When a judgment and decree is entered based on a stipulation, the stipulation is merged into the judgment and cannot thereafter be attacked by a party seeking relief from the judgment and decree. Shirk v. Shirk, 561 N.W.2d 519, 522 (Minn. 1997). The sole relief from the judgment and decree lies in meeting the requirements of Minn.Stat. § 518.145, subd. 2. Shirk v. Shirk, 561 N.W.2d 519, 522 (Minn. 1997).

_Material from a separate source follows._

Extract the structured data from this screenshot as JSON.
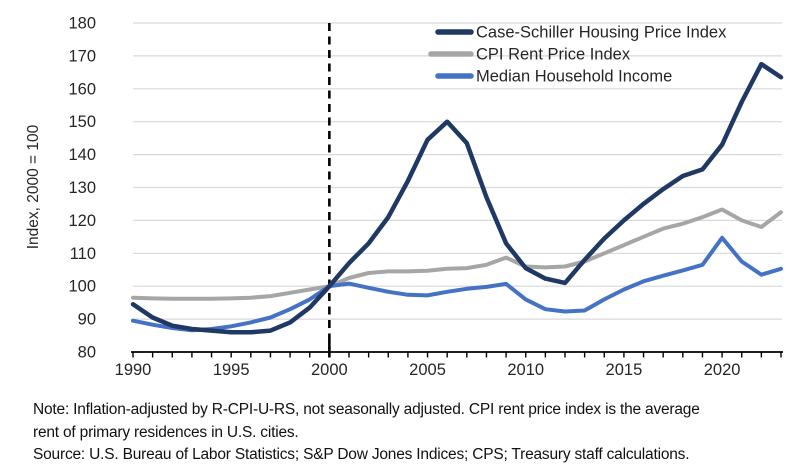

Property divisions are final and are not subject to modification except where they are the product of mistake or fraud. Kerr v. Kerr, 243 N.W.2d 313 (Minn. 1976); see Minn.Stat. § 518.64 (1984). Mere unforeseen circumstances will not permit a reopening of the judgment. Hestekin v. Hestekin, 587 N.W.2d 308, 310 (Minn.App. 1998).
The parties to a marital dissolution have a duty to make a full and accurate disclosure of all assets and liabilities to facilitate the trial court's property distribution. Fraud on the court must amount to an intentional course of material misrepresentation or non-disclosure, having the result of misleading the court and opposing counsel and making the property settlement grossly unfair. Ronnkvist v. Ronnkvist, 331 N.W.2d 764, 765-66 (Minn. 1983)
Custody provisions contained in a stipulated decree must be accorded a good deal of deference, in that they represent the terms specifically agreed to by the parties and adopted by the court. Where * * * the parties have agreed, by stipulated decree, to joint legal custody and joint physical custody, and the court has accepted that denomination, the parties will be bound by it. Ayers v. Ayers, 508 N.W.2d 515, 520 (Minn. 1993).